Making sense of 'self-describe' option in a race/ethnicity question

Hi there, I work for a non-profit and we sometimes gather demographic data to understand who is showing up in programs and whether certain groups experience programs in different ways.

When we ask community members about their race/ethnicity, we include the following categories including a ‘prefer to self-describe’ option.

How do you describe your racial or ethnic group? Check all that apply:

  • Arab or Middle Eastern
  • Black
  • East Asian
  • Hispanic or Latinx
  • South Asian
  • Southeast Asian
  • West Asian
  • White
  • Do you prefer to self-identify? If so, how would you describe yourself? _________________________
  • Prefer not to answer

If the sample of certain races/ethnicities is very small (and we have little confidence in its generalizability), we combine categories to explore the experiences of Racialized, Indigenous and White participants.

The problem: sometimes respondents self-identify in ways that make it impossible to know if they are racialized, Indigenous, or white (e.g. if they state they are South African or Canadian).

Does anyone have a suggestion for overcoming this challenge?

We contemplated asking a follow-up question: Do you identify as a person of colour/a racialized person (e.g., someone who is a race other than white or who is multiracial/mixed race)?

  • Yes
  • No
  • Prefer not to answer

Where I get stuck is that sometimes respondents identify as a race/ethnicity that I would assume is racialized but they don’t identify as such and I’m left feeling unsure whether to consider them racialized or not.

I’d LOVE to hear your thoughts!


Thanks for sharing this challenge! I’m really interested in how you all have chosen to combine categories in those instances.

I’m wondering if you could keep those who prefer to self-identify as a separate category, since it seems like they don’t want to be grouped in the way offered by the question already. And/or I think you could modify the follow-up question to be something more explicit about why you’re asking, like "when we only have a few responses in some identity groups, we combine the above responses into Racialized, Indigenous, and white (maybe offering definitions of these?) to better understand who our programs are reaching. Do you identify with any of those categories?

  • Indigenous
  • Racialized
  • White
  • None of these options"

I’m curious to hear how others respond too!

1 Like

Great discussion on a huge and very common issue @melyule :grinning:

I think along the same lines as what @adellemcd was outlining.

For me, the driver of how we ask the question and what categories we use always comes down to what specific question we’re trying to answer. What are we actually trying to measure? And then choose categories and response options that will maximize our understanding of that.

It sounds like you’re collecting this data to disaggregate program feedback data in order to see if certain groups of people are experiencing your program in similar ways. (Is that right?) Given that and the reality that you have small numbers in many groups,

I’d consider collecting data using three separate binary questions. As mentioned above, you’ll need a brief sentence or two explaining why you’re asking. The use of three separate questions means you’re not aggregating folks into categories they don’t want to be in as well as getting more accurate and larger sample sizes since the details you’re interested in are not mutually exclusive.

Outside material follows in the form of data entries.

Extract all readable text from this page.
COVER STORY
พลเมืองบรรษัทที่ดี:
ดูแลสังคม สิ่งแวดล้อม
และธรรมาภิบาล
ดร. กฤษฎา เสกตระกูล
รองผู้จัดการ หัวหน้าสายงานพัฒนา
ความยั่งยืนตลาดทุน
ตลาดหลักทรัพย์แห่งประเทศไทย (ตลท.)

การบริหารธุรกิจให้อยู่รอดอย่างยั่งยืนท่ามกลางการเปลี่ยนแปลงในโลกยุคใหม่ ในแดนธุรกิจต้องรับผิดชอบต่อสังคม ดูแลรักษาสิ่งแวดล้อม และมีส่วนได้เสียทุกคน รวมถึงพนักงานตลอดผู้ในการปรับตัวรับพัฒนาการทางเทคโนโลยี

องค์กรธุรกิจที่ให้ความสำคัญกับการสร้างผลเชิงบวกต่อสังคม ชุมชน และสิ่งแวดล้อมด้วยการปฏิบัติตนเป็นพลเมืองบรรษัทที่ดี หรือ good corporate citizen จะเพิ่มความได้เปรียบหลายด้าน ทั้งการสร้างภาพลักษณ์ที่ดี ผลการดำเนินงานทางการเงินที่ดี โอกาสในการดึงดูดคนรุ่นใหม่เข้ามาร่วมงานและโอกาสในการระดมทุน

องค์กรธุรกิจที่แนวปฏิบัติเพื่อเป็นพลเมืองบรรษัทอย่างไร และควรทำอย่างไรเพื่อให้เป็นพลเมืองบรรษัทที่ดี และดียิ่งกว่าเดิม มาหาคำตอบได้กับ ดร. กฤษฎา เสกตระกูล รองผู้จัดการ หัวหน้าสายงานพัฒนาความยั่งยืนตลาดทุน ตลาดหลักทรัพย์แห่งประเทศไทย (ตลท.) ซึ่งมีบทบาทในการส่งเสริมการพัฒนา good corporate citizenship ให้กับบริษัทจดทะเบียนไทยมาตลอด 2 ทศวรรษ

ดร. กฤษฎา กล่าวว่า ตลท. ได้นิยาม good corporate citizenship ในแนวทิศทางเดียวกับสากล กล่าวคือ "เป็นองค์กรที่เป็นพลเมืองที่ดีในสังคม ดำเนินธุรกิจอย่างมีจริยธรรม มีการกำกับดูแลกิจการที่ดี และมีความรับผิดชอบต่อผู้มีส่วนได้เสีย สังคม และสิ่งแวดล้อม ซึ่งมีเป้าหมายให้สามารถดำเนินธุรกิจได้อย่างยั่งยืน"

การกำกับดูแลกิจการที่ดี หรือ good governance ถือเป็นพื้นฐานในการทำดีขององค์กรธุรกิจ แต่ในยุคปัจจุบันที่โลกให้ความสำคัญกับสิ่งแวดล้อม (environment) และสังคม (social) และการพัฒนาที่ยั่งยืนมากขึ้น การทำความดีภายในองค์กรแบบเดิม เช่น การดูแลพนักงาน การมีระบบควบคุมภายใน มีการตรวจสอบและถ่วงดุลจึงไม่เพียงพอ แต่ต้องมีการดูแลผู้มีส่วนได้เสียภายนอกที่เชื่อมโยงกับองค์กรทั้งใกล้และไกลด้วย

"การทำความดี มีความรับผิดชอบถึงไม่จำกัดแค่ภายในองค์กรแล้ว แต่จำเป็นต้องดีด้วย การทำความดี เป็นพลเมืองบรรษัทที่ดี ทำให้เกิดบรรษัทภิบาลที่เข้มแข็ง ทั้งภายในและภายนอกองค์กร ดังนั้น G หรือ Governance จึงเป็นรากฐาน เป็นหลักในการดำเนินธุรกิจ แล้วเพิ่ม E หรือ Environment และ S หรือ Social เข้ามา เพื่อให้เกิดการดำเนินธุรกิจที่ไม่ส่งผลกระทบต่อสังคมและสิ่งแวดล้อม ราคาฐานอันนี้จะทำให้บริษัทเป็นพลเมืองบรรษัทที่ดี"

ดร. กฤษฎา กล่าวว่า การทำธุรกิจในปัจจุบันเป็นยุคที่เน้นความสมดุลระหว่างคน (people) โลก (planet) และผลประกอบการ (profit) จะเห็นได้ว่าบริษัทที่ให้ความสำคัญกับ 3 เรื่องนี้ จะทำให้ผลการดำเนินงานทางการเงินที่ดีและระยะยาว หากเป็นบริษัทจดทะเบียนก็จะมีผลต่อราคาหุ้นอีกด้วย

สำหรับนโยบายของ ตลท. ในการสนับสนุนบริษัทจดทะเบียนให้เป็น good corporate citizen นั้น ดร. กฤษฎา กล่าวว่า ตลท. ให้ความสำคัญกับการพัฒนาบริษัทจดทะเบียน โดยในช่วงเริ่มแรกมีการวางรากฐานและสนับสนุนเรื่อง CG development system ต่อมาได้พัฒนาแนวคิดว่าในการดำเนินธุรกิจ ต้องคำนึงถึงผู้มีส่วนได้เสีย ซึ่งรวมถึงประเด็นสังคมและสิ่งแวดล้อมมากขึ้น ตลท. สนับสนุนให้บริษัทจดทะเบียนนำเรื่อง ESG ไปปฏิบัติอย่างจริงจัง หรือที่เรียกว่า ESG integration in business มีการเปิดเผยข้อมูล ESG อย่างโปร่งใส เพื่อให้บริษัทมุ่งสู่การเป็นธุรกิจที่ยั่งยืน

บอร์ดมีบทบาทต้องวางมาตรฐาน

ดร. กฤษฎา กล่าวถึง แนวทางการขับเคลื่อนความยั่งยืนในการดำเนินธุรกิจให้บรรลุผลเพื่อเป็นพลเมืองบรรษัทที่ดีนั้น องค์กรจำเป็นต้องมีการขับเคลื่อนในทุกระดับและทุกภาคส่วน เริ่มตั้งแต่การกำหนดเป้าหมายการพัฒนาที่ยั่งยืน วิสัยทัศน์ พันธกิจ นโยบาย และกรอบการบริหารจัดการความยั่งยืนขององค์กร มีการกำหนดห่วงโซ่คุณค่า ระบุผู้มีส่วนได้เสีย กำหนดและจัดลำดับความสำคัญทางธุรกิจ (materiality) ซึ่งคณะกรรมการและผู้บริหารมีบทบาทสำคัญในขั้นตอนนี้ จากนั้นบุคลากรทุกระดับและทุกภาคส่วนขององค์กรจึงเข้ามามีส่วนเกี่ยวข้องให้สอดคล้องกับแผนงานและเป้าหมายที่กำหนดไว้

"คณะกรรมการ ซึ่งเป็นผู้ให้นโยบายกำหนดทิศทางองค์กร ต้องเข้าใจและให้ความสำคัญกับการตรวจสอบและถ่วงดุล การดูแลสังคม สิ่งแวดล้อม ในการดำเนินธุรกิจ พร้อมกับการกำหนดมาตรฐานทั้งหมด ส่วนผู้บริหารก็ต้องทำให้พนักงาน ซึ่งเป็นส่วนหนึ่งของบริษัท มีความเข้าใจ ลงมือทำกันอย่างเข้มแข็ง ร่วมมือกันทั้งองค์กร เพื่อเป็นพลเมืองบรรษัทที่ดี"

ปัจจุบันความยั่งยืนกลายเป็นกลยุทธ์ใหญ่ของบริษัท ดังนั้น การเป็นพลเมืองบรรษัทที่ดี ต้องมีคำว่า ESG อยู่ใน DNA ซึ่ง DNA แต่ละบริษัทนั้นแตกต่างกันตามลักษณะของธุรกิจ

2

Q1: Do you consider yourself racialized? Y/N;
Q2: Are you Indigenous (Or a variation depending on what aspect of Indigeneity you’re trying to capture - identity, tribal enrollment, etc);
Q3: Do you consider yourself white or white and at least one other race? Y/N

Keep us updated with your decisions, I’d love to hear.


Thanks, @adellemcd and @Heather for your thoughts on this topic.

Heather, you are SO right- I should have specified how I hope to use the data because otherwise, what’s the point?

Your hunch is correct, I use the race/ethnicity data (and often gender, age, and other demographic data) to disaggregate program outcomes or organizational impacts to see if different groups experience different outcomes due to their participation. This helps program staff with their program design, outreach, and equity and inclusion efforts.

For that purpose, I like your two suggestions:1) being clear about why we’re asking, and 2) using those three, closed-ended questions that will get us the information we need.

In some cases, the partner organizations I support with evaluation tool design may want to include other questions to ask whether participants identify as a specific race/ethnicity they see in larger numbers in their program, but that feels easy enough.

Thanks again for your thoughts! I’ll reflect some more and let you know what we choose in the end and how it goes :slight_smile:


I love the triple-binary response option that was proposed. While it isn’t quite right for most of my needs, I wanted to share so many thanks for Adelle’s, so-obvious-I-missed it reply!

I’m moving my org away from a completely open-ended comment box for race/ethnicity (very much not comfortable putting people in boxes when they share challenging answers like nationalities) and the write-in responses will be tallied as “identified differently” (or something like that) and shared in an appendix or other summary method.

I am also interested in hearing how the binary format (and other options) works for Melissa’s and other’s teams!
Cheers, Chris